Venerdì lei ha gettato nello sconforto gli affezionati telespettatori come me, annunciando che vogliono spostare il bel programma di approfondimento da lei egregiamente condotto, Confronti, a un’ora impossibile. Il perché non si sa. La qualità è buona, pure gli ascolti sono buoni. E allora? E allora niente, lo vogliono spostare lo stesso a partire dal 15 febbraio. A me piaceva già da un pezzo, ma venerdì durante il dibattito tra Sgarbi e Travaglio la sua assoluta equidistanza è arrivata addirittura al miracolo di farmi apprezzare le ragioni di Travaglio. Forse perché non sentendosi messo sull’altare come gli capita da Santoro, il chierichetto più informato d’Italia non ostentava quella supponenza acidula che lo contraddistingue e che me lo rende indigesto.
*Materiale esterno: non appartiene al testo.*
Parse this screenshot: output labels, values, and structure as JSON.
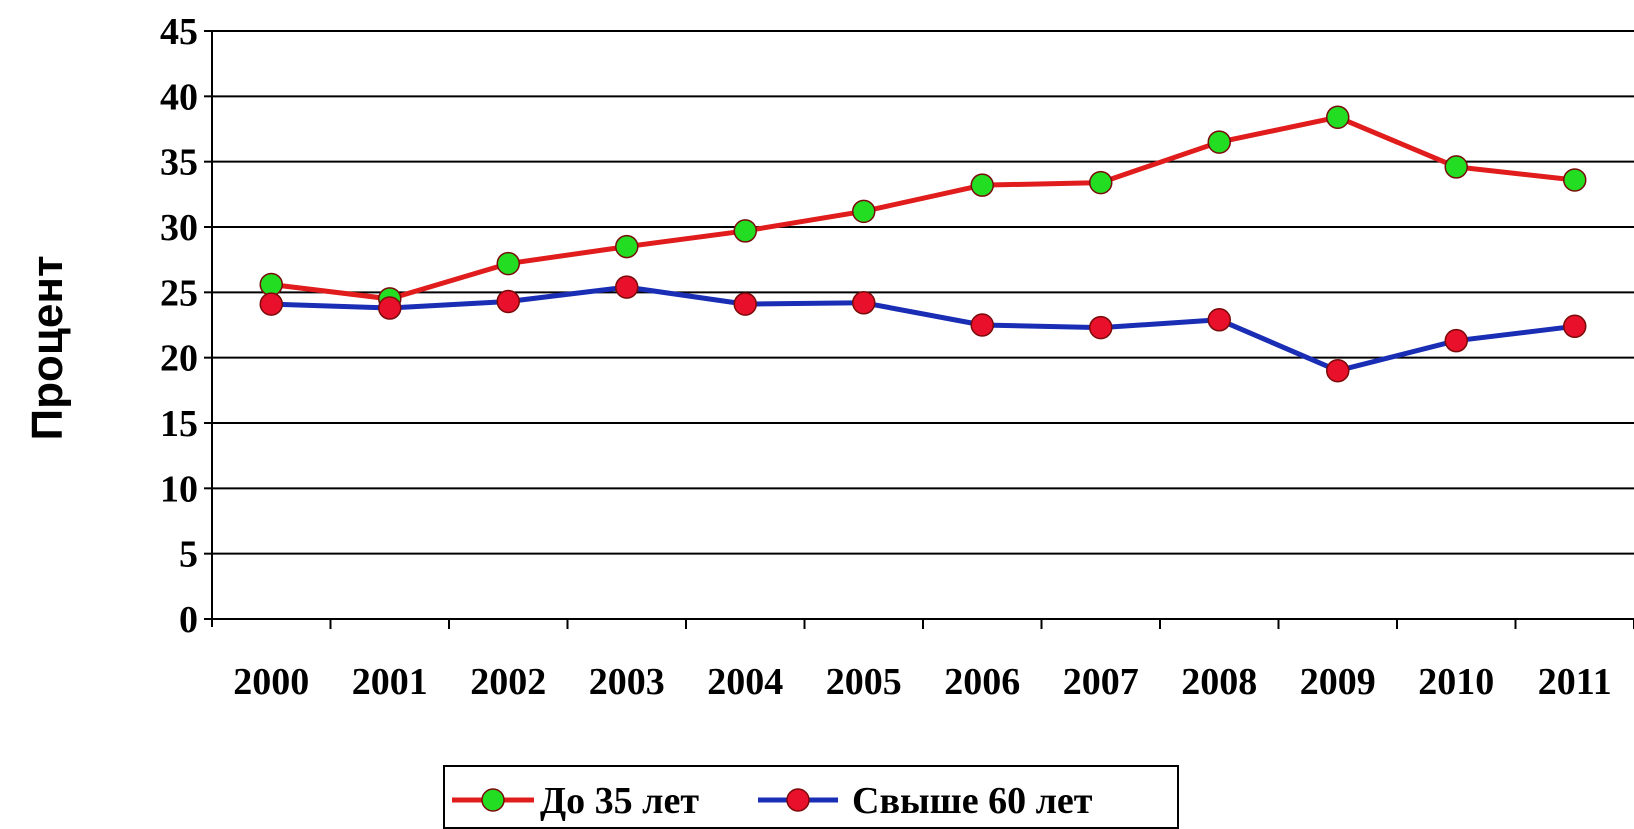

Ma torniamo a lei. Educato, pacato ma fermo, mite ma capace di infervorarsi per una giusta causa, puntava l’attenzione su temi di attualità, di politica, di cultura, e faceva ascoltare l’opinione di due ospiti competenti, di vedute opposte. Sempre interessante, spesso appassionante. Forse talvolta era solo un po’ cerchiobottista, ma glielo perdonavo volentieri. Ecco, vede? Malgrado sia ancora in onda e continuerà a esserlo, sto già parlando di lei come di un caro estinto, o di una specie da salvare. Anzi, ho deciso: io devo salvarla! Ma come? Bisognerebbe creare consenso, trovare appoggi… Idea! Qui ci vorrebbe proprio un bell’editto bulgaro… Urbi et cucurbi, coda di rospo, dente di drago, rape e zolfanelli, tuoni e tempeste, io invoco Te, Silvio Berlusconi: vola in Bulgaria e dichiara immediatamente di voler cacciare Moncalvo dalla Rai! Moncalvo, faccia anche lei il rito, che magari funziona.